Bag om Beauties
‘Beauties’ is a short story by Chekhov that tells the tale of a young schoolboy travelling through the countryside with his grandfather on a sweltering summer day. The boy is uninterested in his dreary dustbowl surroundings until they arrive at the house of an old friend and the boy becomes transfixed by an astonishingly beautiful young woman. ‘Beauties’ is a perfect encapsulation of Chekhov’s critically acclaimed writing style as the plot is minimal but his lyrical prose evokes a sense of enchantment and awe. Vivid imagery portrays the stunning beauty of both the young woman and the setting that will stay with the reader for as long as it stays with the mesmerised schoolboy. This short story’s meditation on the lasting impression of beauty makes it a perfect read for fans of ‘The Great Gatsby’ and Samuel Beckett, whose readers will also enjoy Chekhov’s realist writing style.
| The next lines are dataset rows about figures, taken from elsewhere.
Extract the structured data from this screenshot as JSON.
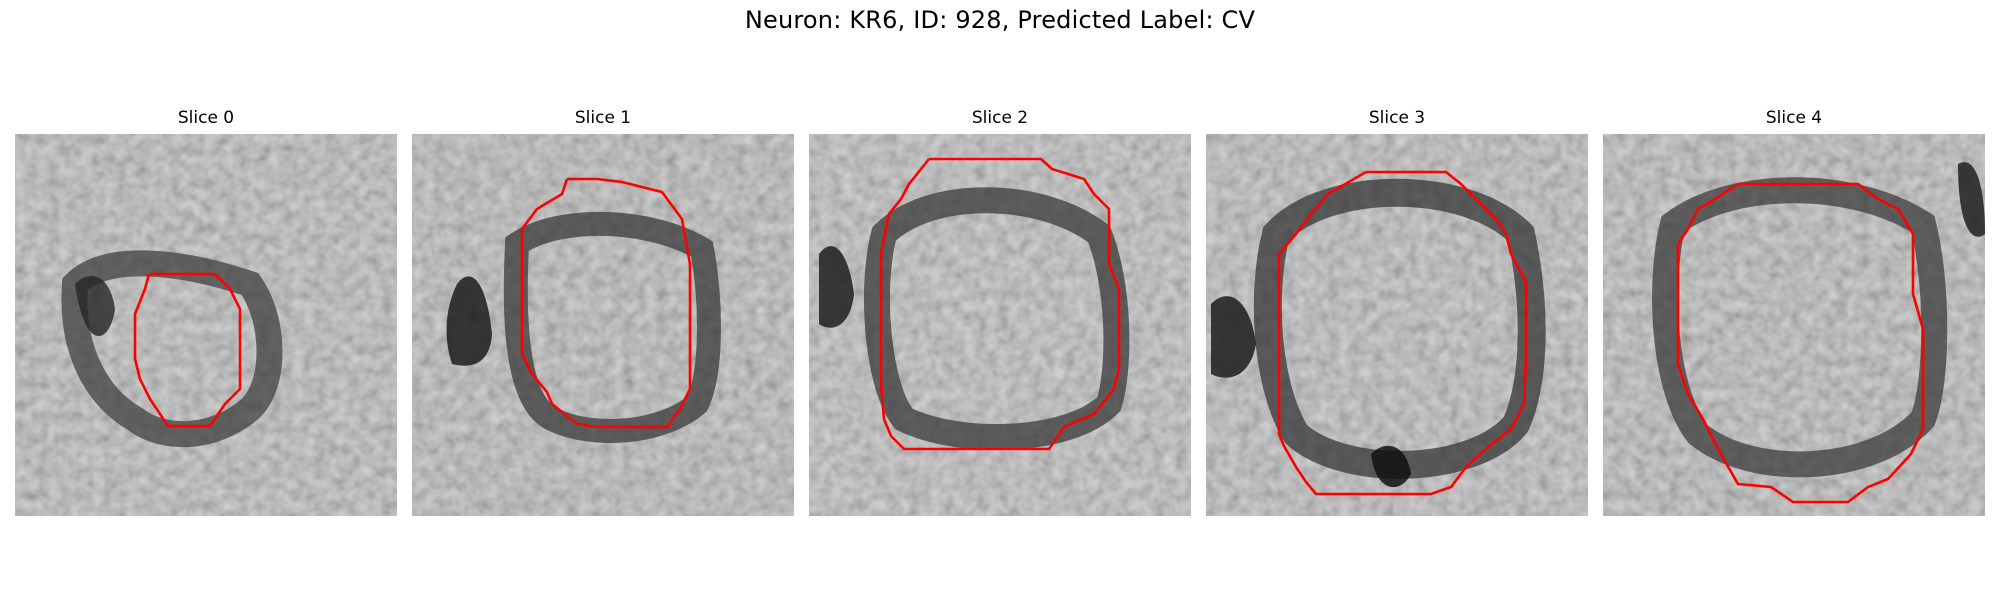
{
  "figure": {
    "title": "Neuron: KR6, ID: 928, Predicted Label: CV"
  },
  "contour_color": "#ff0000",
  "slices": [
    {
      "label": "Slice 0"
    },
    {
      "label": "Slice 1"
    },
    {
      "label": "Slice 2"
    },
    {
      "label": "Slice 3"
    },
    {
      "label": "Slice 4"
    }
  ]
}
A prolific writer of seven plays, a novel and hundreds of short stories, Anton Chekhov (1860-1904) is considered one of the best practitioners of the short story genre in literature. True to life and painfully morbid with his miserable and realistic depictions of Russian everyday life, Chekhov’s characters drift between humour, melancholy, artistic ambition, and death. Some of his best-known works include the plays 'Uncle Vanya', 'The Seagull', and 'The Cherry Orchard', where Chekhov dramatizes and portrays social and existential problems. His short stories unearth the mysterious beneath the ordinary situations, the failure and horror present in everyday life.